À l’occasion de la sortie du roman de Laurent Gounelle qui explore la question de l’hyperconnexion, retour sur notre propre rapport aux téléphones et aux écrans.
Dans son nouveau roman, sorti en librairie le 2 mai, Laurent Gounelle nous emmène dans le monde de demain. Scindé par la mer, ce pays dystopique est composé de deux sociétés rivales : l’une vivant dans la nature, l’autre hyperconnectée. Choix des tenues en fonction de la météo, plats équilibrés selon des normes diététiques, partenaires adaptés à leur notation citoyenne… Tout est décidé par un algorithme chez les Réguliers.

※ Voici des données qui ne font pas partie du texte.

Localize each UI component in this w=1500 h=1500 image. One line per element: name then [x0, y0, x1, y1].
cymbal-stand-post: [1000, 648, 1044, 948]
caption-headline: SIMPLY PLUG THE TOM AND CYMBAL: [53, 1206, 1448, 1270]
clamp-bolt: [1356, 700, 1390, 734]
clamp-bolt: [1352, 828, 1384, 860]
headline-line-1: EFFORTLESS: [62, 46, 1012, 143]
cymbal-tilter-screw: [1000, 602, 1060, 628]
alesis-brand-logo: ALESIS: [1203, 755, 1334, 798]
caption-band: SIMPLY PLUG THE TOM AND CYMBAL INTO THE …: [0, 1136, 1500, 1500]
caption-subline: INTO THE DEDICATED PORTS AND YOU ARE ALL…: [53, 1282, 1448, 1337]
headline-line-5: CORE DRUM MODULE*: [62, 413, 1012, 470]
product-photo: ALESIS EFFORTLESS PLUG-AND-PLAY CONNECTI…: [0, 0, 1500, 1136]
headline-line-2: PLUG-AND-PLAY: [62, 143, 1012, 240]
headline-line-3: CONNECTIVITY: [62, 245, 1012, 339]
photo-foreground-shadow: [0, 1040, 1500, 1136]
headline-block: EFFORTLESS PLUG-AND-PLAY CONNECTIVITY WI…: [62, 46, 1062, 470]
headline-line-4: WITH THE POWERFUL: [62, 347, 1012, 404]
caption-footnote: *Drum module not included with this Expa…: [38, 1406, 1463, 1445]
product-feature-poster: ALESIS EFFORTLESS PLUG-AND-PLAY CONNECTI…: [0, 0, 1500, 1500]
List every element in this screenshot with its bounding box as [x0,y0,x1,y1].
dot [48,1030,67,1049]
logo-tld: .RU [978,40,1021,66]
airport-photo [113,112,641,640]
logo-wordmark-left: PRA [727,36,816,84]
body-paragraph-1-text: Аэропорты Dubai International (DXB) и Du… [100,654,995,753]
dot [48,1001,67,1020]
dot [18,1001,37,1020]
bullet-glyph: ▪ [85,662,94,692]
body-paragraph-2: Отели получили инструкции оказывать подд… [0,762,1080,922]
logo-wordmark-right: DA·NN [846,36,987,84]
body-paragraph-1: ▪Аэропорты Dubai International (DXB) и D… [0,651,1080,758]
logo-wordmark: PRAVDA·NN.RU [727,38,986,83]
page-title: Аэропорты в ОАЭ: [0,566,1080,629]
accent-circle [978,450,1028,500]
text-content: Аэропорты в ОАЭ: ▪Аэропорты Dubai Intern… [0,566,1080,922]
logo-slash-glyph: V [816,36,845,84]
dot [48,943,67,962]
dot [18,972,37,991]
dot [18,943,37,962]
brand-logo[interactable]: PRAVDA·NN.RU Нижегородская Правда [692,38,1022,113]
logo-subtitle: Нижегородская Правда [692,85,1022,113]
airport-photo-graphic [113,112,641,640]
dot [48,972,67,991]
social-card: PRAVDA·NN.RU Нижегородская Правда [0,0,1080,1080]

D’ailleurs, dans cette cité au taux de sécurité hors norme, pas besoin de travailler : les machines sont tellement plus efficaces que les humains en tant qu’employés ! Toutefois, quelque chose chiffonne : tous ces gens enfermés chez eux derrière leurs écrans sont-ils vraiment heureux ? À travers ce récit où s’entrelacent romance et thriller, Laurent Gounelle explore les limites de l’hyperconnexion à partir de problèmes auxquels nous sommes d’ores et déjà confrontés. L’occasion de revenir sur les failles de notre propre société hyperconnectée.
À qui appartiennent nos émotions ?
Dans son roman, Laurent Gounelle aborde plusieurs thématiques, mais l’une des plus centrales selon lui est la notion de liberté. Tout au long du récit, il explore cette fine frontière entre confort nécessaire et sacrifice de liberté. Dans un autre style, plus trash et rentre dedans, Alain Damasio aborde ces mêmes sujets dans Vallée du silicium (Seuil). Pour lui, la prolifération des intelligences artificielles, les métavers, les voitures autonomes ou encore l’hybridation des corps humains participent amplement à l’annihilation des libertés individuelles au profit de logiques sécuritaires.
Par ailleurs, l’hyperconnexion nous éloignerait de notre corps en tant que source émotionnelle, le poussant à être une simple machine performante. « Le corps est conçu et vécu comme une machine. La nourriture est énergie. Le sport est une hygiène. Le cerveau s’optimise. Le bien-être s’algorithme », explique-t-il dans un entretien accordé au magazine Reporterre.
Cet éloignement du « corps émotionnel », les sœurs Lesage le traitent à travers le prisme du couple. Sous la forme d’un roman graphique intitulé Fuck, où est passé mon couple ? (Solar), elles mènent un récit d’enquête sur l’amour à l’heure de l’hyperconnexion en passant au crible les relations amoureuses. De notre addiction à Netflix à l’omniprésence des réseaux sociaux, elles traitent la question avec humour et sans complexe.
Sous surveillance
Mais la fiction n’est pas la seule à parler de l’hyperconnexion. Président d’Arte GEIE, Bruno Patino poursuit son analyse sur les effets néfastes des écrans et des nouvelles technologies dans Tempête dans un bocal : la civilisation du poisson rouge (Grasset). Parmi les conséquences de l’omniprésence des réseaux dans notre vie, il distingue plusieurs pathologies, dont l’athazagoraphobie. À l’origine phobie d’être oublié ou ignoré, l’athazagoraphobie est amplifiée par l’hyperconnexion. Il s’agit d’une sorte d’angoisse qui se manifeste quand un message ou une réaction postés sur les réseaux ne réunissent pas autant d’adhésion qu’espéré. L’usager qui perçoit aussi son existence à travers sa « patte numérique » peut alors ressentir une forme de négation de son existence, entraînant souvent des états prédépressifs. Mais cette pathologie n’est pas la seule. Les téléphones et plus largement les écrans ont aussi développé la nomophobie (angoisse excessive à l’idée d’être séparé de son portable) ou encore le dédoublement de personnalité.
Prise de distance et autre point de vue. Dans son essai paru chez Zulma, L’Âge du capitalisme de surveillance, la chercheuse Shoshana Zuboff élargit son regard pour nous montrer les conséquences indirectes de l’hyperconnexion. Selon elle, notre téléphone serait devenu en une vingtaine d’années un appareil-espion qui permettrait de maîtriser les populations. Pour s’expliquer, la professeure émérite à la Harvard Business School s’appuie sur de nombreuses recherches, dont une étude réalisée par l’université Carnegie Mellon.
Sur une période de trois semaines, 23 participants ont été informés en continu du nombre d’applis qui accédaient à leurs données de géolocalisation et du nombre total d’accès dans une période donnée. En deux semaines, leurs données de géolocalisation avaient été consultées entre 5 398 et 356 fois par des entreprises pour alimenter des publicitaires, des assureurs, des détaillants ou n’importe quel annonceur prêt à payer le prix fort. Google est le pionnier dans ce domaine.